For dentists, Wellero offers a free mobile app presence for their practice to make it easier for existing patients to interact with them, and for new patients to find them. The platform also supports patient payment from mobile or from Wellero’s POS portal. The benefit to the patient is the ability to pay via mobile and view their benefits in real-time. Payments made through the Wellero app are logged, so patients can quickly see their payment history in one place even if they change insurance companies. For the provider, Wellero collects patient payments at the time of service through its POS system, or when a patient uses their Wellero mobile app. Payments made through Wellero are typically deposited via EFT within 48 hours. This should reduce dentist’s operational costs by reducing phone calls and the number of bills mailed, while creating a high satisfaction rate by patients. And, Wellero is essentially a free mobile app with your logo, messaging, and practice details.

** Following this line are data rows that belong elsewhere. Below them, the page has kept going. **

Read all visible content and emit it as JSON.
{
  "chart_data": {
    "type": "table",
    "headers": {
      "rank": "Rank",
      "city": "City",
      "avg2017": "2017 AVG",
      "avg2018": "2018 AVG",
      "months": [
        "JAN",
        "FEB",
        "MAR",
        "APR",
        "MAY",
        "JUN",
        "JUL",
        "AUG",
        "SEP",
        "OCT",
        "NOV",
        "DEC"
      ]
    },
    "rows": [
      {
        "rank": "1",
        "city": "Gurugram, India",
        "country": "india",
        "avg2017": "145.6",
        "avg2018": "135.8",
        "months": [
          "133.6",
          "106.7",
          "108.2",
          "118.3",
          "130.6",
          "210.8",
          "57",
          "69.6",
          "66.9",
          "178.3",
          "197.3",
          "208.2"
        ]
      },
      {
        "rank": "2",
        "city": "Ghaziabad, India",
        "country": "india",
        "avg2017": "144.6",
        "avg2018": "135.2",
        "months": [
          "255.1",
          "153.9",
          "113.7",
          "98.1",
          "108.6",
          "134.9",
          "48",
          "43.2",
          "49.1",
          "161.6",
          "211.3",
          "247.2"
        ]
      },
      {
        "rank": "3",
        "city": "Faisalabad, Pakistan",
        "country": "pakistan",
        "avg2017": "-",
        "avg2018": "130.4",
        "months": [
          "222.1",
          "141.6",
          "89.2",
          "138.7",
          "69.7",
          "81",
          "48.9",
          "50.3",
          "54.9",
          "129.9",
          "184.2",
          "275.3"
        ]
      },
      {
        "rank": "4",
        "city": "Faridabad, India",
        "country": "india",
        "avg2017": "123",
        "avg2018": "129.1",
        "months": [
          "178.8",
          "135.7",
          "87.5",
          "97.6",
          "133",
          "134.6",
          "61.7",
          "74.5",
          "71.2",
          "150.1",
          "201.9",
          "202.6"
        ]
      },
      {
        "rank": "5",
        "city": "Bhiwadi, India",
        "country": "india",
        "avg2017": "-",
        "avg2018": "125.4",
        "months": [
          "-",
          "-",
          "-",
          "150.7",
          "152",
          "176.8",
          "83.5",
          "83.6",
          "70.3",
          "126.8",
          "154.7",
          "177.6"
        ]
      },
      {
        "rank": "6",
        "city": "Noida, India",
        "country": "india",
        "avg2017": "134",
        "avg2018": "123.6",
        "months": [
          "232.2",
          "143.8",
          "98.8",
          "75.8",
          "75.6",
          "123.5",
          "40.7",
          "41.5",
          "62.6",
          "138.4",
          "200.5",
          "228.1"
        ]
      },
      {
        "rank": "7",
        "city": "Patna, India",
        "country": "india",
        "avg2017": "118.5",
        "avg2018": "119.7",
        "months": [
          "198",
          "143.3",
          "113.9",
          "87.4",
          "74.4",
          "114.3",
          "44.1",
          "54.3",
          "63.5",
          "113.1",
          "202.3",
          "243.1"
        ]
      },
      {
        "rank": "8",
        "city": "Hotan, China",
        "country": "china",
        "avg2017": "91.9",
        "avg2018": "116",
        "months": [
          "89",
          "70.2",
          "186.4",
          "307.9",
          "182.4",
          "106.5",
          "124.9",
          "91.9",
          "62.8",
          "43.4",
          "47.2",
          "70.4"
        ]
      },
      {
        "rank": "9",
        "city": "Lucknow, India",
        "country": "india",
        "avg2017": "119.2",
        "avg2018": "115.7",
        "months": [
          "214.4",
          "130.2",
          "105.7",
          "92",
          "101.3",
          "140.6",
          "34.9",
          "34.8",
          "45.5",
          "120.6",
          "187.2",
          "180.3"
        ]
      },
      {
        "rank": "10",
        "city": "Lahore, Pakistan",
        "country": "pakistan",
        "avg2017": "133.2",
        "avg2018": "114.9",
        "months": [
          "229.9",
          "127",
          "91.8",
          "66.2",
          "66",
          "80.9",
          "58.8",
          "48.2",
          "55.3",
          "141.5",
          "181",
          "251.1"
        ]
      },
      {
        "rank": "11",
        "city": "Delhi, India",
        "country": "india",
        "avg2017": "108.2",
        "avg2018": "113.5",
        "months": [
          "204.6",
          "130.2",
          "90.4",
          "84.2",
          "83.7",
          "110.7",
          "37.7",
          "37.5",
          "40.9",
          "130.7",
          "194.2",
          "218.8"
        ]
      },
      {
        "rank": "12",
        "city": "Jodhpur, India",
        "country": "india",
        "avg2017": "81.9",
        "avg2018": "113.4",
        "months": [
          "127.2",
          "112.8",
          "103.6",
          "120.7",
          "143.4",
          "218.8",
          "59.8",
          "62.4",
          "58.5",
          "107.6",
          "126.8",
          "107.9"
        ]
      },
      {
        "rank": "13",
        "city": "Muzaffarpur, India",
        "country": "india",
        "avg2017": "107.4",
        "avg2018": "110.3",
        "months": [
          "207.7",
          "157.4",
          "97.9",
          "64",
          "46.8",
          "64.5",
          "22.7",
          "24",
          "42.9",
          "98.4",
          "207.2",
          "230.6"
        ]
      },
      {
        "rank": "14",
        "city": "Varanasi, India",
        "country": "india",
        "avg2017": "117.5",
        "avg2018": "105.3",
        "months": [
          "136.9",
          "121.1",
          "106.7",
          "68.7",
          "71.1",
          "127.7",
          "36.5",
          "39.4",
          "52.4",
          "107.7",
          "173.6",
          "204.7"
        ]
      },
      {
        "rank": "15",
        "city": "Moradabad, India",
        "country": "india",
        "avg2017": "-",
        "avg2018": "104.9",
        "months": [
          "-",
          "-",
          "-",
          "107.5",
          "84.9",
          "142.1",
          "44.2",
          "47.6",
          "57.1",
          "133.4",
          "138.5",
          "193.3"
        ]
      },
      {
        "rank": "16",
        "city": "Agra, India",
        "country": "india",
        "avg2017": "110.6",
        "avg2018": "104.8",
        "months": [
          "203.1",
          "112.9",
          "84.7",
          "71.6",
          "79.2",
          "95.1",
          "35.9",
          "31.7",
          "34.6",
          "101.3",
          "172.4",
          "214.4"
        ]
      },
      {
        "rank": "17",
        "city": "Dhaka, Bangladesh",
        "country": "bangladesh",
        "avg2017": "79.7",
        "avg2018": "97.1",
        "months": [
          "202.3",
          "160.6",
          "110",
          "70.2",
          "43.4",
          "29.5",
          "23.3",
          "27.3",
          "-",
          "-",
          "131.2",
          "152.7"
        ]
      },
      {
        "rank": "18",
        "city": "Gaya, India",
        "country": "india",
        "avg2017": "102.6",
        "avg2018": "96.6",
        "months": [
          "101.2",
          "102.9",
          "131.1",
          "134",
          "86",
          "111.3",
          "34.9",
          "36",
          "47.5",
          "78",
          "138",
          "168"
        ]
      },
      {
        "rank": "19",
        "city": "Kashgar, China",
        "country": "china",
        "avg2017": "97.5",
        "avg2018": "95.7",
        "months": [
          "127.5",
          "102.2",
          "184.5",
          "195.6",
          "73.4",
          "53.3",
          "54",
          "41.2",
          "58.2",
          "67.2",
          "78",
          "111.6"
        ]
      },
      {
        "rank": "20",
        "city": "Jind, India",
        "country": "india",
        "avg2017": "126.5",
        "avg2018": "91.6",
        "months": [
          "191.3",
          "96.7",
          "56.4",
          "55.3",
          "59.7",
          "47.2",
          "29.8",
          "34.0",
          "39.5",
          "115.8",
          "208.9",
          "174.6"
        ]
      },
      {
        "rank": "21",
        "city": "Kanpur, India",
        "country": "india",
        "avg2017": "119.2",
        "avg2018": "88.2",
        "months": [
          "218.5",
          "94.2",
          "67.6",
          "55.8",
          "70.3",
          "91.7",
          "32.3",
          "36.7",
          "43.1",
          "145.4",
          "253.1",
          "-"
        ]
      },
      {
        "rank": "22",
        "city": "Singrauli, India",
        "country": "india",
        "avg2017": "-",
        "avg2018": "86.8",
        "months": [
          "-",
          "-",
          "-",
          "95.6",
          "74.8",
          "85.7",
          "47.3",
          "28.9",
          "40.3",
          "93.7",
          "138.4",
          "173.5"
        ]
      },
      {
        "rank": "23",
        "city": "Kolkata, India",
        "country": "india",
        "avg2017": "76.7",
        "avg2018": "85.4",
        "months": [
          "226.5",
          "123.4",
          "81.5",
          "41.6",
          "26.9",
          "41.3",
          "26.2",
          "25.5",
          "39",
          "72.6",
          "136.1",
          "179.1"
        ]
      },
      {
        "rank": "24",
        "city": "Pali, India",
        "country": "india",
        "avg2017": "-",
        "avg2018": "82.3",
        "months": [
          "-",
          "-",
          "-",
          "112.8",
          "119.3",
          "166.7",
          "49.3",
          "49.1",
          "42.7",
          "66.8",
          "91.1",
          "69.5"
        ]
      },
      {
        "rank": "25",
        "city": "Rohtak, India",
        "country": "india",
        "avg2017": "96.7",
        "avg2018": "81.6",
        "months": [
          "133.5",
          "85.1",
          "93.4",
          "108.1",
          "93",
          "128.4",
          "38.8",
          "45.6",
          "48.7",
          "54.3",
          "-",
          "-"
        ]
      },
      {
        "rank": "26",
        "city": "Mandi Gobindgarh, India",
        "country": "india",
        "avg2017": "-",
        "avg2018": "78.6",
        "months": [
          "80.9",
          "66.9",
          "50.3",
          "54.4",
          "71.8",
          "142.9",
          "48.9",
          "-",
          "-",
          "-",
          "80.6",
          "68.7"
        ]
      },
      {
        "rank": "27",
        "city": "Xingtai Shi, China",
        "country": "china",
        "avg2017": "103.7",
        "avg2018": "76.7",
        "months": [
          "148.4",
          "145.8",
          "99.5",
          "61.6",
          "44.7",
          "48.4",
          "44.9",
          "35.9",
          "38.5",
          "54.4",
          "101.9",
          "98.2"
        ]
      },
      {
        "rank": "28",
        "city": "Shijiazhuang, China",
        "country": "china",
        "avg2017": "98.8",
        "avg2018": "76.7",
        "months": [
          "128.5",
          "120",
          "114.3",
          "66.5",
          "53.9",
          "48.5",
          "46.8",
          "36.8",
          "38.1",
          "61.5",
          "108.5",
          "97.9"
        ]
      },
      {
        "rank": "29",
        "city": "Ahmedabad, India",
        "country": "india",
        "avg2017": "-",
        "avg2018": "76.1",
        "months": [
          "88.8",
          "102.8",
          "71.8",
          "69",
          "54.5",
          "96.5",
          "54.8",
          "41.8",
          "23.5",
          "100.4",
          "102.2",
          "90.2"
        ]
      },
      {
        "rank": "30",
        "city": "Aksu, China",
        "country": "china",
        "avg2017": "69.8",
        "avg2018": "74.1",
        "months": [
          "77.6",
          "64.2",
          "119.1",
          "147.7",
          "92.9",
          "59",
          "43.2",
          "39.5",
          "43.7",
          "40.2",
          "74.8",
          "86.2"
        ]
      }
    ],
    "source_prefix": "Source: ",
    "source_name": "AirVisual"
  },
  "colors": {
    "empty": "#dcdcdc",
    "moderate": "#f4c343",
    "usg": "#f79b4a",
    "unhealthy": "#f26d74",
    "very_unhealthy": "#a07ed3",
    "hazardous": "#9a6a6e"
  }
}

Go to wsdasource.org for information regarding LifeMap and Wellero, and to the Wellero site to get your practice started. LifeMap plans to produce leave-behinds for dentists to have out in their waiting rooms to help educate consumers, and WSDA leadership plans a series of meetings across the state with component societies to map out the ways in which dentists can help the process along. And, while we’re all cognizant that these products may take a while to catch on, they’re exciting, innovative and should give WSDA members the hope for an environment with more options than just. Pickel says, “Both products have enormous appeal — with LifeMap’s Dollar-Based Dental and Open Access plan, they can choose any dentist they want as there is no network. With limited exclusions, they can tailor their care to their individual needs and their budget. The Wellero app will give them many tools at their fingertips like helping them find providers and real time eligibility and benefits remaining to help them with their decisions. It returns the conversation about their care back to them and their provider”
SIDEBAR: Exploring Wellero — How does it work?
The dentist practice creates a profile in the Wellero point-of-sale (POS) portal. Then, the practice staff asks patients to download the free Wellero app, available for iOS and Android smartphones, when they schedule an appointment, check-in, or on a bill. Once a patient enters their dollar-based dental member information, the app syncs and displays the latest version of their benefits.
The patient can also store their HSA, debit or credit card for payment directly from the PCI-compliant app. At the end of a visit, ask the patient if they would like to pay with their Wellero app or you can also accept payment through the Wellero POS terminal, where you enter in or swipe a credit card. Or, they can pay their bill when they get it using the mobile app. Once a payment is complete, you will receive an email notification and all payments can be viewed and exported from the Wellero POS system.